Usually, people only see the income of 10 million yuan and choose to ignore the input of 13.5 million yuan. Although you have enjoyed 20 years of high-quality life, this is also a reasonable lifestyle choice. As I have emphasized many times before, when buying your first house, you should not pay too much attention to its potential appreciation but should focus more on the comfort of living.
But it is worth noting that when we invest our funds in real estate, we must consider how much of it is based on the faith in real estate. Once the consensus or belief disappears, the wealth previously on the books will also cease to exist. The difference is that the loss of consensus often happens suddenly, whereas the loss of faith is a gradual process, giving us enough time to exit.
However, because of human greed, many people give up the chance to exit, always hoping to gain more profit and may end up with nothing.
Exploring the meaning of wealth is an eternal topic. Wealth is not merely a simple accumulation of amounts; it is a complex product composed of two key factors: time and capability. Let’s first put aside the time dimension and focus on the two core elements: personal capability and the ability to mobilize resources.
Imagine you own one million yuan in cash or equivalent assets, this wealth gives you the opportunity to mobilize resources for your use. For example, you can rent a shop, hire employees, and start a restaurant. If you have the necessary business acumen, this restaurant can continue to bring you revenue, and after deducting necessary expenses, the annual profit may reach 200,000 yuan. Assuming the average return rate in the catering industry is 10%, and your restaurant can achieve a return of 20%, then based on this ratio, your one million yuan investment actually creates a value of two million yuan. This is the embodiment of wealth.

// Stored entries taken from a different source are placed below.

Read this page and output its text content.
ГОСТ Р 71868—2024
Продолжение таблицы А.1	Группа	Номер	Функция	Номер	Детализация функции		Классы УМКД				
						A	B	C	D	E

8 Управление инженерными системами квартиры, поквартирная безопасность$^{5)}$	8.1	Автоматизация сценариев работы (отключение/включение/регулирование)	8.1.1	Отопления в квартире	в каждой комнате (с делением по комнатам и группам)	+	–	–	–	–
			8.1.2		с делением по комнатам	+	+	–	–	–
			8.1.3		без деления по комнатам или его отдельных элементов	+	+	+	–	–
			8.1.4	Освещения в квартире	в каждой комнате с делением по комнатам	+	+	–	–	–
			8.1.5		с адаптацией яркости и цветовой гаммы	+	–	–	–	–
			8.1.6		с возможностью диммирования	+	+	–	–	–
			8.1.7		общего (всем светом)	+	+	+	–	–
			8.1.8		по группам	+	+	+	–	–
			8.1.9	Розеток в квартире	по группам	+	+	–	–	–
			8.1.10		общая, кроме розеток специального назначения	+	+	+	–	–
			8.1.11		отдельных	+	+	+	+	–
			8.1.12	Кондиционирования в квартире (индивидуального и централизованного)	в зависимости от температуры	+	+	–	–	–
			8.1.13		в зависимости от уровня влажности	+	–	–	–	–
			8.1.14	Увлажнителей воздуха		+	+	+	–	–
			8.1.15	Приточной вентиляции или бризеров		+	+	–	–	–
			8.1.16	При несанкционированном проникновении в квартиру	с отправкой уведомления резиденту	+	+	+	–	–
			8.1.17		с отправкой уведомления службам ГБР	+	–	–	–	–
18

If the amount of capital expands to 100 million yuan, and your capability is sufficient to utilize this capital, you might establish a large chain catering business, and your wealth would grow accordingly. However, if you lack the capacity, this capital will eventually become your contribution to society. Some may consider it a waste, but wealth, like matter, possesses the characteristic of being indestructible. This 100 million yuan will nourish numerous families, provide job opportunities for many, support their growth, and may even generate more wealth.
The tangible wealth that we have discussed so far is quantifiable, but for most people, intangible assets are of greater value. Examples include one’s ability to create wealth, the wisdom to preserve and increase value, and though these are difficult to measure numerically, they are indispensable. Many people desire vast wealth; however, if that wealth exists only in the form of land or precious metals, its value often diminishes over time. It is only when you possess the ability to manage and grow that wealth that it holds more practical significance.